Some folks had already seen it, some of them multiple times. Some first-timers studied up by listening to the cast album. Almost everybody waited online for hours for tickets. But this week, all of them began convening downtown for the Pittsburgh-debut run of “Hamilton.”
"Hamilton" continues through Jan. 27 at the Benedum Center, Downtown.
The Benedum Center hosted the first performance of a nationally touring production of “Hamilton” on New Year’s Day. The staging is likely the biggest theater event in Pittsburgh in years. Even on the following night, the corner of Seventh and Penn avenues buzzed with activity an hour before show time. Some people shot selfies in front of the show’s poster on the building’s façade before making their way to the security-check line that snaked out the front door.
“I started listening to the musical about a week ago. So I’m excited,” said Kai Bailey, of Dormont.
“I waited online for about four hours,” said Maureen Babuscio, of Lower Burrell, who’d come with her teenage daughter and some friends. “I’m a big fan.”
The 2,800-seat Benedum was full, and that should be par for all 30 performances this month of the musical that brought America’s Founding Fathers into the 21st century. Composer and lyricist Lin-Manuel Miranda’s record-breaking Broadway hit cast performers of color in main roles including Alexander Hamilton, George Washington and Thomas Jefferson, and his score blended rap, hip-hop, R&B, and jazz with more traditional Broadway styles.

The 2015 show has been lauded for helping more diverse audiences claim the story of the nation’s founding. It’s told over the shoulder of Hamilton, the Revolutionary War hero and first Secretary of the Treasury who began life as a fatherless child on a Caribbean island (and ended it, sadly, as loser in a deadly duel with "frenemy" Aaron Burr).
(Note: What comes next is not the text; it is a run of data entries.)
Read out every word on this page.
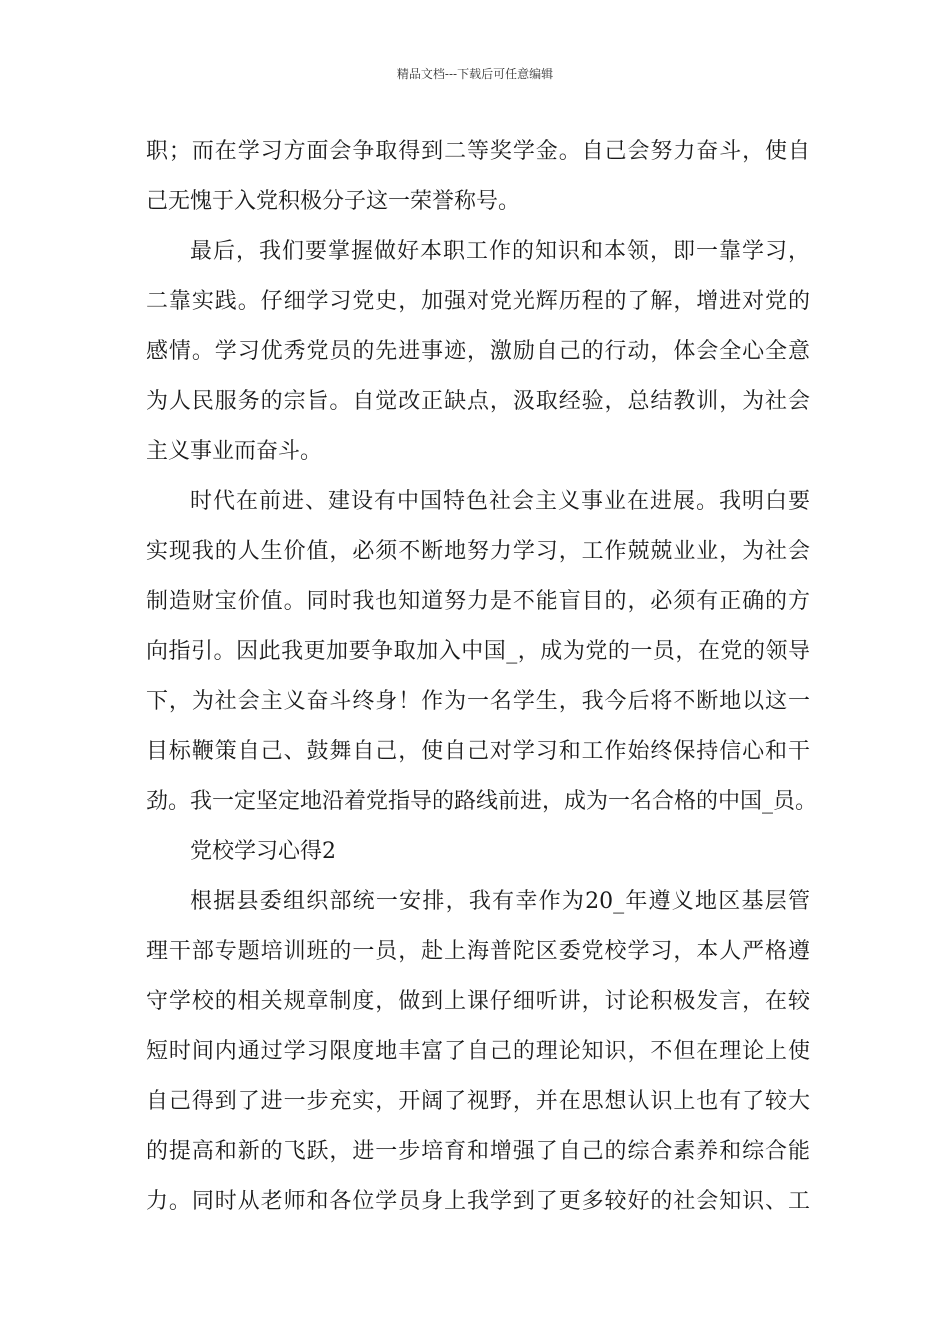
精品文档---下载后可任意编辑
职；而在学习方面会争取得到二等奖学金。自己会努力奋斗，使自
己无愧于入党积极分子这一荣誉称号。
最后，我们要掌握做好本职工作的知识和本领，即一靠学习，
二靠实践。仔细学习党史，加强对党光辉历程的了解，增进对党的
感情。学习优秀党员的先进事迹，激励自己的行动，体会全心全意
为人民服务的宗旨。自觉改正缺点，汲取经验，总结教训，为社会
主义事业而奋斗。
时代在前进、建设有中国特色社会主义事业在进展。我明白要
实现我的人生价值，必须不断地努力学习，工作兢兢业业，为社会
制造财宝价值。同时我也知道努力是不能盲目的，必须有正确的方
向指引。因此我更加要争取加入中国_，成为党的一员，在党的领导
下，为社会主义奋斗终身！作为一名学生，我今后将不断地以这一
目标鞭策自己、鼓舞自己，使自己对学习和工作始终保持信心和干
劲。我一定坚定地沿着党指导的路线前进，成为一名合格的中国_员。
党校学习心得2
根据县委组织部统一安排，我有幸作为20_年遵义地区基层管
理干部专题培训班的一员，赴上海普陀区委党校学习，本人严格遵
守学校的相关规章制度，做到上课仔细听讲，讨论积极发言，在较
短时间内通过学习限度地丰富了自己的理论知识，不但在理论上使
自己得到了进一步充实，开阔了视野，并在思想认识上也有了较大
的提高和新的飞跃，进一步培育和增强了自己的综合素养和综合能
力。同时从老师和各位学员身上我学到了更多较好的社会知识、工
The game-changing musical, inspired by Ron Chernow’s biography “Alexander Hamilton,” won numerous Tony Awards and the Pulitzer Prize for Drama. It’s broken box-office records on Broadway, and currently has resident productions onstage in both New York City and Chicago.
The touring production here – one of two currently circling the nation – is booked for a month, compared to the week allotted to most other touring shows hosted here by the PNC Broadway in Pittsburgh series.
That means more than 80,000 tickets were available for performances here. While some seats were set aside for Broadway-series subscribers, the Pittsburgh Cultural Trust made tickets available to the general public online and at its box office on Nov. 5. Most were sold within hours, though as of this week a handful remained available for some dates, most at $190 or more. (On secondary online markets, the low price was similar.)
However, there’s another option: For every performance, the Cultural Trust is making 40 tickets available for $10 each through a lottery.